Councilman Brian Bagley said mineral rights aren't actually worth anything until oil and gas is actually taken out of the ground.
Assistant City Manager Sandra Seader said there is some concern that if Buck's bill were to become law, its requirement that local governments compensate mineral rights holders for lost income during oil and gas exploration prohibitions or moratoriums might "spill over" into other attacks on other local attempts to regulate about what kinds of oil and gas facilities are allowed within a jurisdiction, and where.
Buck said in a Monday interview that she expected the Democratic-controlled House committee to kill her bill, since she'd had two similar measures die in that committee in previous years.
Mayor Dennis Coombs, Bagley, Councilman Jeff Moore and Councilwomen Polly Christensen and Joan Peck voted to oppose Buck's bill.

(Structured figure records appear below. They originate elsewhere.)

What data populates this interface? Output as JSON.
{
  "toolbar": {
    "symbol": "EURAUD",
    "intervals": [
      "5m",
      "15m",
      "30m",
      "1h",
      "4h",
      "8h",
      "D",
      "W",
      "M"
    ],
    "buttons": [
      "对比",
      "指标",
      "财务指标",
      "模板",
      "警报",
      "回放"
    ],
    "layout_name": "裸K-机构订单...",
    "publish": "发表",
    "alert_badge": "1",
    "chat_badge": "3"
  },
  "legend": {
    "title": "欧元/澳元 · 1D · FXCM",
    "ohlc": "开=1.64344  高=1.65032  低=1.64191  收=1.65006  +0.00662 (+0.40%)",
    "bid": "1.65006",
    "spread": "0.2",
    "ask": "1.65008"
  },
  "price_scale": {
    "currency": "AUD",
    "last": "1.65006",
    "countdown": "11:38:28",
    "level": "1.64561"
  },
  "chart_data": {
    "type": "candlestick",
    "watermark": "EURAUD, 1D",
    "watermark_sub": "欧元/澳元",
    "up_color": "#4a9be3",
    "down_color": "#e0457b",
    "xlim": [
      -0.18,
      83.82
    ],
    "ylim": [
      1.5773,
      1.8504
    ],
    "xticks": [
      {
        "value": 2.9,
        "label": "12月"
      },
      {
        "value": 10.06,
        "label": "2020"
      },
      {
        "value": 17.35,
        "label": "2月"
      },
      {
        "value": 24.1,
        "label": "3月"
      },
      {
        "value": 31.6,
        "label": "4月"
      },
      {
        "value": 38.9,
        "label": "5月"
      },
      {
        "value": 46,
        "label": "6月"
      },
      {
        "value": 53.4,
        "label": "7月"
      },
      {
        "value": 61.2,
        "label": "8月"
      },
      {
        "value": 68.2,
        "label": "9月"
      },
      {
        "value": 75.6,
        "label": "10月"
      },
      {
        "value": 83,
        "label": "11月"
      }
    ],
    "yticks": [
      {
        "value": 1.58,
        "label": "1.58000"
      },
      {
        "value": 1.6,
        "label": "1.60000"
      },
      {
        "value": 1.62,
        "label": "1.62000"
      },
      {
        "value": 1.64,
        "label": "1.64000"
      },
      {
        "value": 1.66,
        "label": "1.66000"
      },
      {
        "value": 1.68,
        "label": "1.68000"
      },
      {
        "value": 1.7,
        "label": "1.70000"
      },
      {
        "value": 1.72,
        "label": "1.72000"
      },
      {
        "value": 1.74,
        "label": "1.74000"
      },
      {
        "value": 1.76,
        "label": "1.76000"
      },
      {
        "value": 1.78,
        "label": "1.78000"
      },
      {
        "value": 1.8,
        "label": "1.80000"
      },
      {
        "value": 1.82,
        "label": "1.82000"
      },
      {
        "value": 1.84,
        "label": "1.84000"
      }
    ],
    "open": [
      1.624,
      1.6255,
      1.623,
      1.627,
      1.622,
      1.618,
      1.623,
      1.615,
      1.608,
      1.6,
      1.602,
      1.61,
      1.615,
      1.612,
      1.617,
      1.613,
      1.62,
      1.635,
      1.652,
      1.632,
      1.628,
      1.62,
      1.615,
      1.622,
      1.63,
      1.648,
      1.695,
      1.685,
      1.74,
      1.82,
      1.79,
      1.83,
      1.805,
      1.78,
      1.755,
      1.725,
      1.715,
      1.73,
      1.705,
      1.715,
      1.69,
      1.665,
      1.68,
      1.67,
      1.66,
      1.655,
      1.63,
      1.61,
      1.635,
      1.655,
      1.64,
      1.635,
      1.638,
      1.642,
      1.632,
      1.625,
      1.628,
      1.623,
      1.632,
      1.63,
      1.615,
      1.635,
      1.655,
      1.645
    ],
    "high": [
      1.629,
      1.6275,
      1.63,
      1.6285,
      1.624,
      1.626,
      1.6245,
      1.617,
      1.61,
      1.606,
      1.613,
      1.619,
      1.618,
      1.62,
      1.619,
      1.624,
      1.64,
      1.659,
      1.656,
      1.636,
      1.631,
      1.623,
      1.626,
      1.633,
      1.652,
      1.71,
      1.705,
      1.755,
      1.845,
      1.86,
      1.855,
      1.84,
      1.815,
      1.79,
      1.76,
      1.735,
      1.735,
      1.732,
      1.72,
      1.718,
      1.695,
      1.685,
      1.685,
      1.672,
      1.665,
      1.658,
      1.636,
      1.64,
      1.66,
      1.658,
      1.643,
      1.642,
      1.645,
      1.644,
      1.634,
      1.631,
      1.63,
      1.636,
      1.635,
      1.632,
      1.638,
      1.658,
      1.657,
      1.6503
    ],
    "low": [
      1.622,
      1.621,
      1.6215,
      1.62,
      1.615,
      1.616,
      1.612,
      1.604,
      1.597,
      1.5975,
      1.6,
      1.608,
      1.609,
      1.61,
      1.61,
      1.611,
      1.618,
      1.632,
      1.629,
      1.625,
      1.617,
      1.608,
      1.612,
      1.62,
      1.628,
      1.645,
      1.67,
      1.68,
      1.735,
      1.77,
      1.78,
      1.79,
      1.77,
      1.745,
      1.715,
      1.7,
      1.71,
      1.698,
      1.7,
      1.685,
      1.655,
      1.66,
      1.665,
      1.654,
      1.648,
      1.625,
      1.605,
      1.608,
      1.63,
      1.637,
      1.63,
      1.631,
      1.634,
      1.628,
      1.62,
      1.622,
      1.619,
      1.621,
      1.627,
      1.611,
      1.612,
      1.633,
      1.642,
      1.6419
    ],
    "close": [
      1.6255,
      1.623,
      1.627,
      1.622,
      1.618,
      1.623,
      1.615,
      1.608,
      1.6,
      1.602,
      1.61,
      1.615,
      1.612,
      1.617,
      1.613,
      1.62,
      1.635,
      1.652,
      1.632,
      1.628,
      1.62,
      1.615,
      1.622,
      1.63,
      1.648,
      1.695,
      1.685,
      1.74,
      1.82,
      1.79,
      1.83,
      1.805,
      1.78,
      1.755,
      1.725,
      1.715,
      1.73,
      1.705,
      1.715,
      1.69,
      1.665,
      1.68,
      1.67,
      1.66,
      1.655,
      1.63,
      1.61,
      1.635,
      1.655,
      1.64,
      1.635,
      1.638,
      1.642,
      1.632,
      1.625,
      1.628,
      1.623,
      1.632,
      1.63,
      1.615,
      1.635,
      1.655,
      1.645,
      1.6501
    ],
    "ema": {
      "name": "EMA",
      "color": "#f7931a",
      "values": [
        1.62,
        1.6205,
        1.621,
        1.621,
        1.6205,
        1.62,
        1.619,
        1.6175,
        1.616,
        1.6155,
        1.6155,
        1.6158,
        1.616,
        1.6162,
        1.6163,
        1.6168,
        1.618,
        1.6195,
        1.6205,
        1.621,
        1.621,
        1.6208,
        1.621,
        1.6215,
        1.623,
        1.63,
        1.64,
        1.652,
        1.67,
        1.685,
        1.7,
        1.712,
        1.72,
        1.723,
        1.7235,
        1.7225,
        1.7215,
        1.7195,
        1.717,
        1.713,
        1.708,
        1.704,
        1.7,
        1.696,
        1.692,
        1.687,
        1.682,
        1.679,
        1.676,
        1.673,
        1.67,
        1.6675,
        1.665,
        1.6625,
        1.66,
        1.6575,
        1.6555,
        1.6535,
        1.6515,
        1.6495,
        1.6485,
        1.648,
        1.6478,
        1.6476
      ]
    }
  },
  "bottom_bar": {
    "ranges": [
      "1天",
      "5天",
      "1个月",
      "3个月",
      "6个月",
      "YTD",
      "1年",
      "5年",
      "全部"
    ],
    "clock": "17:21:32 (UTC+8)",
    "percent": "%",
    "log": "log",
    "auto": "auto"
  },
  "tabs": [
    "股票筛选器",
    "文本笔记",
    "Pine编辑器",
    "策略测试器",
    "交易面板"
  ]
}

Councilman Gabe Santos joined Finley against taking that position.
The council's discussion of the oil and gas bill did not include a public hearing. Earlier in Tuesday night's meeting, however, during the meeting's public-comment period, Karen Dike thanked the council for considering taking a stand against the bill.
Dike, a board member of the local group Our Health, Our Future, Our Longmont, had unsuccessfully urged the council last October to impose a one-year moratorium on fracking, saying at the time that the city's 2012 oil and gas regulations need to be updated.
On Tuesday night, Dike cited recent studies that she said have shown an increase in cases of leukemia in children living in areas where fracking has occurred.
She suggested there are many things the Legislature should be doing for Coloradans and that a bill proposing oil-and-gas mineral-rights compensation should be "at the bottom of the list."
The Longmont council members were unanimous in separate Tuesday night votes stating the council's positions on several other bills pending in the Legislature.
They declared support, for example, for a bill sponsored by Sen. Matt Jones, D-Louisville, and Rep. Mike Foote, D-Lafayette, that would give counties four more years in which they can transfer county budgets' general-fund money into road and bridge fund accounts to help pay for ongoing expenses of repairs and replacements of roads and bridges damaged or destroyed in the September 2013 floods.
The Longmont City Council voted to support a bill that would scale back the length advisement of defendants' rights that municipal judges now must make to people appearing in court on minor traffic infractions. However, the council voted its opposition to a bill that would eliminate a municipal judge's current power to cancel the driver's license of a defendant who fails to appear in court for certain traffic-related violations or who has failed to comply with other court orders.